Sebagai seorang polisi berpengalaman, ia telah memilih posisi yang aman.
Posisinya tidak jauh dari pintu belakang dan di samping jendela.
Jika terjadi keadaan darurat, pintu belakang dan jendela adalah jalur pelarian terbaik
. Beberapa orang duduk dan mulai bersulang.
Setelah minum beberapa gelas, Shen Hao berdiri dan ingin berjalan-jalan.
Shi Zheng, yang mengerti maksud Shen Hao, berbisik,
“Kami duduk di sini minum untuk mengalihkan perhatian dari mata yang mengawasi kami dari belakang dan untuk melindungi petugas kami.
Mereka berjalan-jalan di sekitar klub dengan menyamar sebagai tamu.”
Yang Ming tersenyum dan berkata,
“Biarkan Shen Hao mencoba juga; dia berpengalaman!”
Shi Zheng tersenyum dan mengangguk kepada Shen Hao.
Shen Hao tersenyum dan pergi dengan tangan di saku.
Gao Kailin mengangkat gelasnya kepada Yang Ming dan berkata,
“Sekretaris Yang, saya bersulang untuk Anda.
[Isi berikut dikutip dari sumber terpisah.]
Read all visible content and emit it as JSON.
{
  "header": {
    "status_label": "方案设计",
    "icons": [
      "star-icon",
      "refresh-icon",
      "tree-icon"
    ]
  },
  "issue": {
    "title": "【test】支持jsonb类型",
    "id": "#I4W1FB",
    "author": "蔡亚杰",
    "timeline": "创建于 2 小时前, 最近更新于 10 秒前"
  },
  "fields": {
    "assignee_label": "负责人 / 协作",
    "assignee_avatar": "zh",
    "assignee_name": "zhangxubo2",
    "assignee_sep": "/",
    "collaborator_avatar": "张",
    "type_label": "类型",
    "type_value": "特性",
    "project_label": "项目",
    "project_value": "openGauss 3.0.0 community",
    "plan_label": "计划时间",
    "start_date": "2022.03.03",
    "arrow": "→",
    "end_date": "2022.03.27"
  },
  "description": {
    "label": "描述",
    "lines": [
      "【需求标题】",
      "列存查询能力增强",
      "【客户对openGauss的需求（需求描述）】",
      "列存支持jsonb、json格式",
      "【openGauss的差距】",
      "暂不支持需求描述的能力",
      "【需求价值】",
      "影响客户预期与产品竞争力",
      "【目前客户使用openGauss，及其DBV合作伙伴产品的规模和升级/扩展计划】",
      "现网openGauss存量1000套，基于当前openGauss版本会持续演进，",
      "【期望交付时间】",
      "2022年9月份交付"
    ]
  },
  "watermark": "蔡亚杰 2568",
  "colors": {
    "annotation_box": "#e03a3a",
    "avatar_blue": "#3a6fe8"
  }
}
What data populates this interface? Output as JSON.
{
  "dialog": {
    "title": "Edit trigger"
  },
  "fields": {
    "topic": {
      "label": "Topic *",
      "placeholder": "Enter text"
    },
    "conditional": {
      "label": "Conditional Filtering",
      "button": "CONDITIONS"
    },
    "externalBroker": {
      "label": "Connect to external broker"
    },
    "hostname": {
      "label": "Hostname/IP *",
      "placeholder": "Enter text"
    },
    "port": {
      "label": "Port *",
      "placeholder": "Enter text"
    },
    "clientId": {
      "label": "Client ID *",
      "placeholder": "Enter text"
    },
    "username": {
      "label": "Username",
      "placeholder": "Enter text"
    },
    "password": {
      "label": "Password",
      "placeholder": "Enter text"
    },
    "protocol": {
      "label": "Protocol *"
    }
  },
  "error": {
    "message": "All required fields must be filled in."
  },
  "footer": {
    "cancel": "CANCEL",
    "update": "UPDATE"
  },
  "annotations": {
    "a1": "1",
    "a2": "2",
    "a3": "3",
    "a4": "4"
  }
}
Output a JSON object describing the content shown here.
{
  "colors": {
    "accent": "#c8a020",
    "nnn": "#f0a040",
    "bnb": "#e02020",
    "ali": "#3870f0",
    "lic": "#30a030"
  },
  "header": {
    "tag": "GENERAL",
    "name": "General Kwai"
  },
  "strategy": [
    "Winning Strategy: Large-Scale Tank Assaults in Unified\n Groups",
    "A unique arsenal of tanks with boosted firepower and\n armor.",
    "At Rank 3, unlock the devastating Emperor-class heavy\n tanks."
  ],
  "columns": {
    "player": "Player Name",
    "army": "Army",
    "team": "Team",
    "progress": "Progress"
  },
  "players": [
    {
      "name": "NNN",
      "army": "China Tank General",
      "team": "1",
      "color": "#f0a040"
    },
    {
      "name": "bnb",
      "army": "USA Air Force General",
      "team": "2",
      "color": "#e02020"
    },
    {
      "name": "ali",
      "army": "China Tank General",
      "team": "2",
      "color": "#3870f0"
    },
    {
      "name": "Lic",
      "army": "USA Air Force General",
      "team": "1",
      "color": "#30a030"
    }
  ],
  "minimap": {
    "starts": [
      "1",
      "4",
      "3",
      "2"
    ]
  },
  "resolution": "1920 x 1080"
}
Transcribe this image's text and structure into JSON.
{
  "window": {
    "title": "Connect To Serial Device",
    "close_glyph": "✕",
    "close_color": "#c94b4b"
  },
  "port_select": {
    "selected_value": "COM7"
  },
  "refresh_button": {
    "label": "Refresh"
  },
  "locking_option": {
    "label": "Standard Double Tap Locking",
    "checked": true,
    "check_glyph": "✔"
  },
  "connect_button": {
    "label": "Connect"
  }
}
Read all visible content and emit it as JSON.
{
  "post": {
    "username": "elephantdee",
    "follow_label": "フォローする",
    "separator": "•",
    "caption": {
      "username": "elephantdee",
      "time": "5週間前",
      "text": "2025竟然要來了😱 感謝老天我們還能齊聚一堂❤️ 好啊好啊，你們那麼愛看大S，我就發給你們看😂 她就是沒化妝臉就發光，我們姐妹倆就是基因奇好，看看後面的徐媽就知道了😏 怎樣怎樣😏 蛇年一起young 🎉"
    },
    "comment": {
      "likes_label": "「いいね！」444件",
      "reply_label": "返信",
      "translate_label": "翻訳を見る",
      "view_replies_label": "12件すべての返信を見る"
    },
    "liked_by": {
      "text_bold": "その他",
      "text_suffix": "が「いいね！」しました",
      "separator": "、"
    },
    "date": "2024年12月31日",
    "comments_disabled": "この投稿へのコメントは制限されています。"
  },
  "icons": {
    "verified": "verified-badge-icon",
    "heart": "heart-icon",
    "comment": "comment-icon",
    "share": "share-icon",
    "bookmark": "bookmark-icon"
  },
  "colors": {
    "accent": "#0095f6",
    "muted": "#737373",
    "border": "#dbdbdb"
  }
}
Saya sudah lama mendengar tentang Anda, dan akhirnya saya bertemu langsung dengan Anda!
Saya sangat menghormati Anda, Sekretaris Yang!”
Yang Ming mendentingkan gelasnya dengan gelas Gao Kailin dan berkata dengan tulus,
“Direktur Gao, Anda adalah pahlawan sejati…”
Sebelum ia sempat menyelesaikan kata-katanya, beberapa pria mabuk tersandung.
Salah satu dari mereka langsung jatuh menimpa Shi Zheng.
Shi Zheng langsung berdiri dan menghindar ke samping, membuat pria mabuk itu jatuh tersungkur di kursi Shi Zheng dan jatuh ke tanah.
Seorang pria di belakangnya berteriak kepada Shi Zheng,
“Bajingan! Kenapa kau menjatuhkan adikku ke tanah? Apa kau sudah bosan hidup?”
Ia mengangkat tinjunya dan memukul Shi Zheng.
Saat itu, suara melengking dan marah seorang wanita terdengar dari belakang.
“Berhenti! Apa yang kau coba lakukan?”
Yang Ming, Shi Zheng, dan Gao Kailin menoleh ke belakang.
Mereka melihat seorang wanita cantik dan seksi berusia tiga puluhan, matanya yang berbentuk almond terbelalak lebar, menatap tajam ke arah pria yang mengayunkan tinjunya.